Nicolas Robert, langrois méconnu est un illustre peintre, dessinateur, graveur ; il a travaillé pour Gaston D’Orléans.

Fils de maistre Nicolas Robert, hostelier, et de dame Antoinette Deschanay, a été baptisé et tenu sur les fonts par maistre Nicolas Deschanets, sergent royal, parrain, et par dame Anne Garnier, marraine. A l’exception de cette mention dans le registre des baptêmes de la paroisse Saint-Martin de Langres, à la date du 16 avril 1614, nous ne connaissons rien de l’enfance ni de la jeunesse du peintre.


Crédits: Bibliothèque Centrale MNHN Paris
Anémone

En 1640, il publia à Rome, chez Giovanni Battista de Rossi, Fiori diversi…un recueil de 25 gravures, dédié à un certain Giovanni Orlandi. Les avis des biographes de Robert divergent sur cette édition romaine, certains pensant qu’elle est l’aboutissement du classique voyage en Italie des artistes, entrepris alors vers 1638, d’autres estimant qu’elle constitue seulement la preuve que la réputation du peintre avait à l’époque déjà passé les Alpes.

C’est assurément cette réputation qui le fit choisir pour illustrer, l’année suivante, la Guirlande de Julie, manuscrit sur vélin (1) offert par le duc Charles de Montausier à Julie d’Angennes, fille de la marquise de Rambouillet, qu’il courtisait depuis plusieurs années déjà et qu’il épousera enfin quatre ans plus tard. Cet exceptionnel recueil de soixante-deux madrigaux écrits par le duc lui-même et par les poètes qui fréquentaient le salon de la marquise, Chapelain, Racan, Tallemant des Réaux, Scudéry… a été calligraphié par Nicolas Jarry et relié en maroquin rouge par Le Gascon. Nicolas Robert l’a orné, en frontispice, d’une représentation de zéphyr laissant tomber en pluie les fleurs d’un bouquet ; une magnifique guirlande de fleurs entoure la page de titre tandis que vingt-neuf planches de fleurs agrémentent les principaux poèmes. Restée en mains privées pendant plus de trois siècles, la Guirlande de Julie a pu être acquise il y a une vingtaine d’années par la Bibliothèque nationale de France.

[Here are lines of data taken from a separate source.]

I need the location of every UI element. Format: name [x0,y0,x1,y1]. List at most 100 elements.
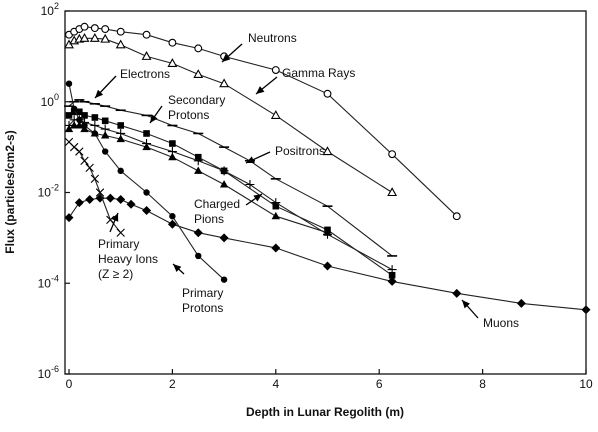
data-point-neutrons [116,27,125,36]
series-layer [64,22,591,315]
data-point-neutrons [80,22,89,31]
annotation-label: Pions [194,212,224,226]
data-point-muons [452,288,462,298]
annotation-label: Heavy Ions [98,252,158,266]
annotation-label: Gamma Rays [282,66,355,80]
data-point-primary-heavy-ions-z-2 [85,163,94,173]
data-point-primary-heavy-ions-z-2 [80,156,89,165]
data-point-charged-pions [142,142,151,151]
data-point-gamma-rays [100,33,111,43]
data-point-secondary-protons [76,108,83,116]
data-point-charged-pions [168,152,177,161]
data-point-charged-pions [100,131,110,139]
annotation-arrowhead [150,114,158,123]
annotation-arrowhead [246,156,255,163]
data-point-primary-protons [220,276,228,283]
annotation-arrowhead [95,89,104,98]
data-point-positrons [193,156,203,166]
annotation-arrowhead [256,86,265,94]
data-point-neutrons [323,89,332,98]
series-gamma-rays [64,32,398,197]
data-point-charged-pions [116,134,125,143]
data-point-primary-protons [91,130,99,137]
data-point-gamma-rays [167,58,178,67]
data-point-primary-protons [143,189,150,196]
data-point-positrons [245,180,255,190]
data-point-gamma-rays [322,146,333,156]
x-tick-label: 8 [479,377,486,391]
y-axis-title: Flux (particles/cm2-s) [3,130,17,253]
data-point-secondary-protons [91,114,99,121]
series-neutrons [65,22,461,221]
data-point-gamma-rays [193,69,204,78]
data-point-secondary-protons [101,117,109,125]
x-tick-label: 4 [272,377,279,391]
data-point-muons [95,193,105,203]
data-point-secondary-protons [388,271,396,279]
data-point-secondary-protons [65,112,73,119]
data-point-muons [387,276,397,286]
data-point-primary-protons [76,116,83,124]
data-point-primary-protons [81,122,88,129]
data-point-muons [74,198,84,208]
annotation-muons: Muons [461,299,519,330]
tick-layer: 0 2 4 6 8 10 102 100 10-2 10-4 10-6 [38,1,593,391]
data-point-primary-heavy-ions-z-2 [116,228,125,237]
annotation-arrowhead [111,213,119,222]
annotation-positrons: Positrons [245,144,325,164]
data-point-neutrons [168,38,177,47]
y-tick-label: 10-6 [38,364,59,381]
data-point-neutrons [90,24,99,33]
data-point-charged-pions [219,180,229,188]
data-point-gamma-rays [387,187,398,197]
data-point-charged-pions [271,211,280,220]
data-point-charged-pions [323,228,332,236]
data-point-primary-protons [195,252,202,260]
y-tick-label: 10-4 [38,273,59,290]
data-point-charged-pions [194,166,203,174]
annotation-label: Primary [182,286,223,300]
data-point-gamma-rays [270,110,281,119]
data-point-neutrons [101,25,110,34]
y-tick-label: 10-2 [38,183,59,200]
data-point-muons [323,261,332,271]
data-point-muons [516,298,526,308]
data-point-primary-heavy-ions-z-2 [95,188,105,197]
data-point-muons [193,228,203,238]
data-point-primary-heavy-ions-z-2 [75,147,84,156]
data-point-muons [85,195,95,205]
annotation-arrowhead [462,300,471,309]
data-point-neutrons [452,212,461,221]
annotation-label: Protons [182,301,223,315]
data-point-neutrons [142,30,151,39]
annotation-label: Electrons [120,67,170,81]
data-point-positrons [387,265,397,275]
data-point-muons [167,219,177,229]
annotation-label: Primary [98,237,139,251]
annotation-label: Muons [483,316,519,330]
data-point-neutrons [271,66,280,74]
data-point-secondary-protons [81,112,88,119]
annotation-arrowhead [222,53,231,62]
data-point-primary-protons [117,167,124,175]
annotation-neutrons: Neutrons [221,31,297,63]
annotation-label: Neutrons [248,31,297,45]
data-point-gamma-rays [219,78,230,88]
data-point-secondary-protons [117,122,124,129]
data-point-muons [126,199,136,209]
data-point-gamma-rays [115,39,126,49]
annotation-arrowhead [253,194,262,202]
data-point-charged-pions [75,121,84,129]
data-point-muons [219,233,229,243]
annotation-label: Protons [168,108,209,122]
data-point-gamma-rays [89,32,100,42]
y-tick-label: 102 [41,1,59,18]
data-point-muons [105,193,115,203]
data-point-primary-heavy-ions-z-2 [106,215,115,225]
series-primary-protons [65,80,228,283]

Crédits: Bibliothèque Centrale MNHN . Paris
Aigrette

La remise de ce cadeau exceptionnel eut un grand retentissement dans le milieu littéraire, artistique et mondain du Paris de l’époque et permit à Nicolas Robert d’accéder à la célébrité. Il n’est donc pas surprenant que le prince Gaston d’Orléans, frère cadet du roi Louis XIII, qui avait eu l’occasion de rencontrer Julie d’Angennes, ait souhaité s’attacher ses services lorsqu’il entreprit de faire peindre sur vélin, d’après nature, ses collections de fleurs et d’oiseaux.

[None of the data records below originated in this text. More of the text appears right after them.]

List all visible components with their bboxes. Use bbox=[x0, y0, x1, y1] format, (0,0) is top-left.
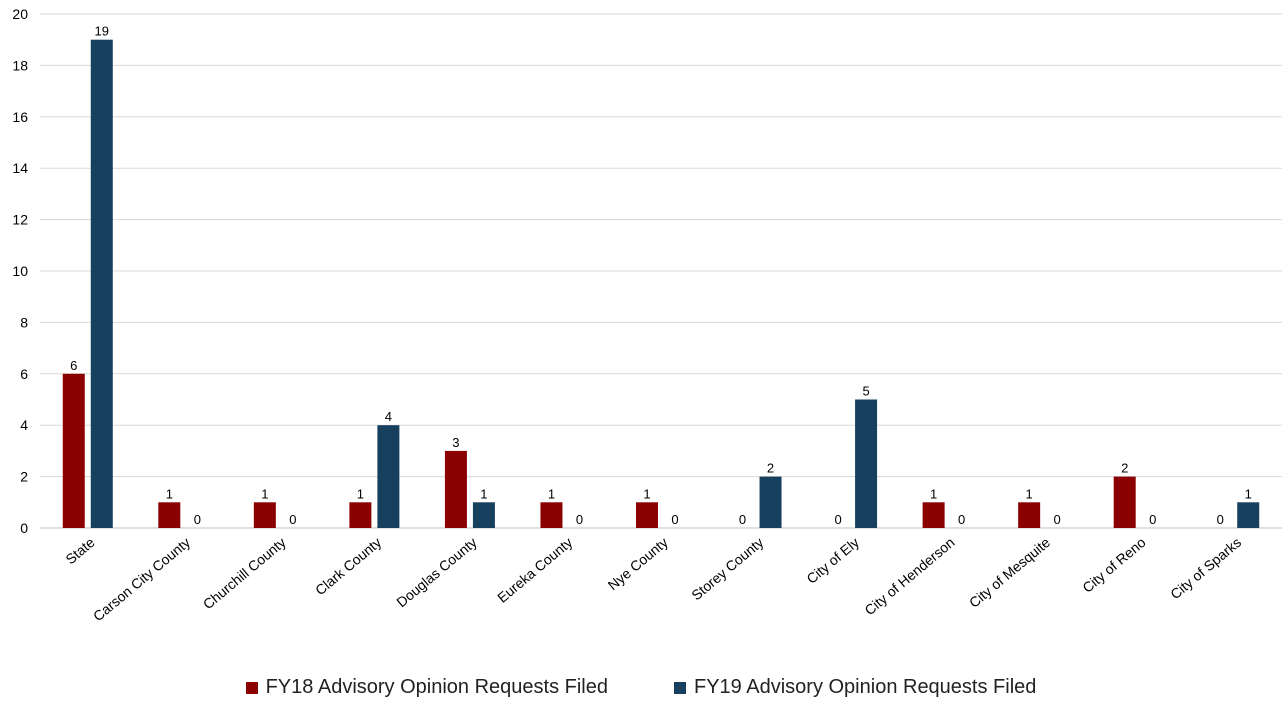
category-label: City of Henderson bbox=[861, 534, 957, 618]
legend-swatch-fy19 bbox=[674, 681, 686, 694]
legend-item-fy19: FY19 Advisory Opinion Requests Filed bbox=[674, 676, 1036, 699]
y-tick-label: 18 bbox=[12, 57, 28, 73]
data-label-fy18: 1 bbox=[166, 486, 173, 501]
data-label-fy18: 1 bbox=[930, 486, 937, 501]
category-label: City of Ely bbox=[803, 534, 862, 587]
category-label: City of Reno bbox=[1079, 534, 1148, 596]
data-label-fy19: 0 bbox=[1149, 512, 1156, 527]
bar-fy18 bbox=[444, 450, 467, 528]
legend: FY18 Advisory Opinion Requests Filed FY1… bbox=[0, 676, 1282, 699]
legend-label-fy19: FY19 Advisory Opinion Requests Filed bbox=[694, 676, 1037, 698]
data-label-fy18: 1 bbox=[261, 486, 268, 501]
bar-fy19 bbox=[90, 39, 113, 528]
category-label: Carson City County bbox=[90, 534, 193, 624]
bar-fy18 bbox=[349, 502, 372, 528]
category-label: Clark County bbox=[312, 534, 384, 598]
data-label-fy18: 0 bbox=[834, 512, 841, 527]
category-label: Eureka County bbox=[494, 534, 575, 606]
category-label: City of Mesquite bbox=[966, 534, 1053, 611]
bar-fy18 bbox=[636, 502, 658, 528]
bar-fy19 bbox=[377, 425, 400, 528]
bar-fy18 bbox=[158, 502, 181, 528]
bar-fy19 bbox=[472, 502, 495, 528]
data-label-fy19: 2 bbox=[767, 461, 774, 476]
bar-fy18 bbox=[922, 502, 945, 528]
data-label-fy18: 3 bbox=[452, 435, 459, 450]
bar-fy18 bbox=[62, 373, 85, 528]
data-label-fy18: 2 bbox=[1121, 461, 1128, 476]
bar-fy19 bbox=[855, 399, 878, 528]
category-label: Douglas County bbox=[393, 534, 480, 610]
data-label-fy19: 0 bbox=[1054, 512, 1061, 527]
y-tick-label: 20 bbox=[12, 6, 28, 22]
bar-fy18 bbox=[1113, 476, 1136, 528]
y-tick-label: 10 bbox=[12, 263, 28, 279]
bar-fy18 bbox=[1018, 502, 1041, 528]
bar-fy18 bbox=[253, 502, 276, 528]
data-label-fy19: 1 bbox=[1245, 486, 1252, 501]
data-label-fy18: 0 bbox=[1217, 512, 1224, 527]
bar-fy18 bbox=[540, 502, 563, 528]
y-tick-label: 14 bbox=[12, 160, 28, 176]
y-tick-label: 8 bbox=[20, 314, 28, 330]
y-tick-label: 16 bbox=[12, 109, 28, 125]
data-label-fy19: 5 bbox=[862, 384, 869, 399]
bar-fy19 bbox=[1237, 502, 1260, 528]
legend-swatch-fy18 bbox=[245, 681, 258, 694]
data-label-fy19: 1 bbox=[480, 486, 487, 501]
data-label-fy18: 0 bbox=[739, 512, 746, 527]
category-label: City of Sparks bbox=[1167, 534, 1244, 602]
data-label-fy19: 0 bbox=[576, 512, 583, 527]
data-label-fy18: 1 bbox=[1026, 486, 1033, 501]
legend-item-fy18: FY18 Advisory Opinion Requests Filed bbox=[245, 676, 608, 699]
y-tick-label: 2 bbox=[20, 469, 28, 485]
category-label: Churchill County bbox=[200, 534, 289, 612]
y-tick-label: 0 bbox=[20, 520, 28, 536]
y-tick-label: 4 bbox=[20, 417, 28, 433]
data-label-fy19: 0 bbox=[671, 512, 678, 527]
bar-fy19 bbox=[759, 476, 782, 528]
data-label-fy19: 0 bbox=[289, 512, 296, 527]
legend-label-fy18: FY18 Advisory Opinion Requests Filed bbox=[265, 676, 608, 698]
category-label: Storey County bbox=[688, 534, 766, 603]
data-label-fy19: 19 bbox=[95, 24, 109, 39]
data-label-fy18: 1 bbox=[548, 486, 555, 501]
y-tick-label: 6 bbox=[20, 366, 28, 382]
data-label-fy18: 1 bbox=[643, 486, 650, 501]
data-label-fy19: 4 bbox=[385, 409, 392, 424]
y-tick-label: 12 bbox=[12, 212, 28, 228]
data-label-fy19: 0 bbox=[958, 512, 965, 527]
category-label: Nye County bbox=[605, 534, 671, 593]
category-label: State bbox=[62, 534, 97, 567]
data-label-fy19: 0 bbox=[194, 512, 201, 527]
data-label-fy18: 6 bbox=[70, 358, 77, 373]
data-label-fy18: 1 bbox=[357, 486, 364, 501]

Gaston d’Orléans (1608-1660) est surtout passé à la postérité en raison des nombreux complots qu’il fomenta contre Louis XIII et Richelieu. Mais il fut aussi un esprit cultivé et éclairé, versé dans les sciences et les arts. En 1635, de retour de plusieurs années d’exil, il s’installa à Blois où il fit agrandir par Mansart le château gothique et Renaissance construit par les Valois. Il y ajouta une ménagerie, une oisellerie et un jardin botanique, pour lesquels il fit rechercher les espèces les plus rares. Il y constitua également un précieux cabinet de curiosités, composé de la plus importante collection européenne de médailles et d’antiques de l’époque ainsi que d’une belle bibliothèque, auquel il adjoignit l’exceptionnel ensemble de peintures sur vélins qu’il fit réaliser par Nicolas Robert.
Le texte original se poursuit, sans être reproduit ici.